Agha-Soltan was the middle child and only daughter of a middle-class family of three children, whose family resided in a fourth floor apartment on Meshkini Street in the Tehranpars neighborhood of Tehran. Her father is a civil servant and her mother is a homemaker. She graduated from Islamic Azad University, where she had studied Islamic theology as well as secular philosophies. She was divorced, and according to her mother, had difficulty finding work because how employers perceived her.
Agha-Soltan was an aspiring, underground Persian popular singer and musician, who was studying her craft through private voice and music lessons. She had studied the violin and had an as-yet-undelivered piano on order at the time of her death. She worked for her family's travel agency. Agha-Soltan enjoyed travelling, having saved up money to go on package tours with her friends to Dubai, Thailand and Turkey. She had studied Turkish, hoping it would aid her as a guide for Iranians on foreign tours in Turkey. It was in Turkey, two months prior to her death, that she met her fiancé, 37 year old Caspian Makan, who worked as a photojournalist in Tehran.

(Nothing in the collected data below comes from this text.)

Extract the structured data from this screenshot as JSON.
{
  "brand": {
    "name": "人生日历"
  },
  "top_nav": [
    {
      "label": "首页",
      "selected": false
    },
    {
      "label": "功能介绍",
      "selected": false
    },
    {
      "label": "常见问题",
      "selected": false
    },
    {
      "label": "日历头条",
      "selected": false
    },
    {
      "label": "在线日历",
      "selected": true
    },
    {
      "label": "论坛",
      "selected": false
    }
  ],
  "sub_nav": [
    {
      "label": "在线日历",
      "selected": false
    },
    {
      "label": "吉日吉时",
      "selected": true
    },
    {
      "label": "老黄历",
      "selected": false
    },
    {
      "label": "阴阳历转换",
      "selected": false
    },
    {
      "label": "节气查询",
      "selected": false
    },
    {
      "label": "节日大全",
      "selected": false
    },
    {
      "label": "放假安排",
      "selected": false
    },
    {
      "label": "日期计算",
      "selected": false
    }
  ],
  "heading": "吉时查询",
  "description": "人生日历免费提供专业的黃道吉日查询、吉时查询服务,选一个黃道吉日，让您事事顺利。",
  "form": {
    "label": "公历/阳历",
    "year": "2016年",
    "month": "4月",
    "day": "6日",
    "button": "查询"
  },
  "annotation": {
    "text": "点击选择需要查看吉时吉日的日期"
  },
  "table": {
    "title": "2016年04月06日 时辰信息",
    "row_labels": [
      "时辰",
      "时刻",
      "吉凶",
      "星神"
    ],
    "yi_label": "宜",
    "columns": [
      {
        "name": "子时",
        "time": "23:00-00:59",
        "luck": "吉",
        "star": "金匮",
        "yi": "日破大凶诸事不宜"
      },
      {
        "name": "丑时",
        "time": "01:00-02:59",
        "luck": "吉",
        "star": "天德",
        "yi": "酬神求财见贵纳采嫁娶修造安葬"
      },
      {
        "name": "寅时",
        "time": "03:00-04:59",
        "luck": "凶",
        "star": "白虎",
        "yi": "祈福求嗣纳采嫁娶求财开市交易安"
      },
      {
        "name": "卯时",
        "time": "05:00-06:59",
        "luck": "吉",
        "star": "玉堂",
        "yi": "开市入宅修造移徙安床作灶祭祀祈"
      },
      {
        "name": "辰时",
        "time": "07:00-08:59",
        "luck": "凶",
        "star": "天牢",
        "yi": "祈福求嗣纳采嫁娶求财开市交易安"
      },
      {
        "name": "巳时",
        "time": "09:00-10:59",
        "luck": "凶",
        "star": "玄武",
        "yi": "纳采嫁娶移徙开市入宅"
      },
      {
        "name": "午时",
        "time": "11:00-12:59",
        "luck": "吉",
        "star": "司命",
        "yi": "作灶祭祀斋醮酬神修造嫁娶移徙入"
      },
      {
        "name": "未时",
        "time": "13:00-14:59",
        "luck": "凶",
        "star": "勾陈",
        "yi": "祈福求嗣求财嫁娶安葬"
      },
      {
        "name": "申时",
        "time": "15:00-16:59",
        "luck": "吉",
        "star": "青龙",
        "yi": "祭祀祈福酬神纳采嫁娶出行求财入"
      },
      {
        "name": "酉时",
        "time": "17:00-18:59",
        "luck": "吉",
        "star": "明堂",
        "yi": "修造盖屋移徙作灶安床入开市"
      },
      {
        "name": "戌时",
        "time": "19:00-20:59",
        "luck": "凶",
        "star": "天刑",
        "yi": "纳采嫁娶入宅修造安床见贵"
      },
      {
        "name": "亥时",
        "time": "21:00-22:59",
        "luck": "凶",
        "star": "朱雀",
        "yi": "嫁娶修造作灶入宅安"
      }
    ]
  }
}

Those who knew her maintain that Agha-Soltan had not previously been very political – she had not supported any particular candidate in the 2009 Iran elections – but that anger over the election results prompted her to join the protest. Her voice and music teacher, Hamid Panahi, who was accompanying Agha-Soltan during the protest and can be seen on the video trying to comfort the dying woman, told the media: "She couldn't stand the injustice of it." Panahi went on to state: "All she wanted was the proper vote of the people to be counted. She wanted to show with her presence that, 'I'm here, I also voted, and my vote wasn't counted'. It was a very peaceful act of protest, without any violence."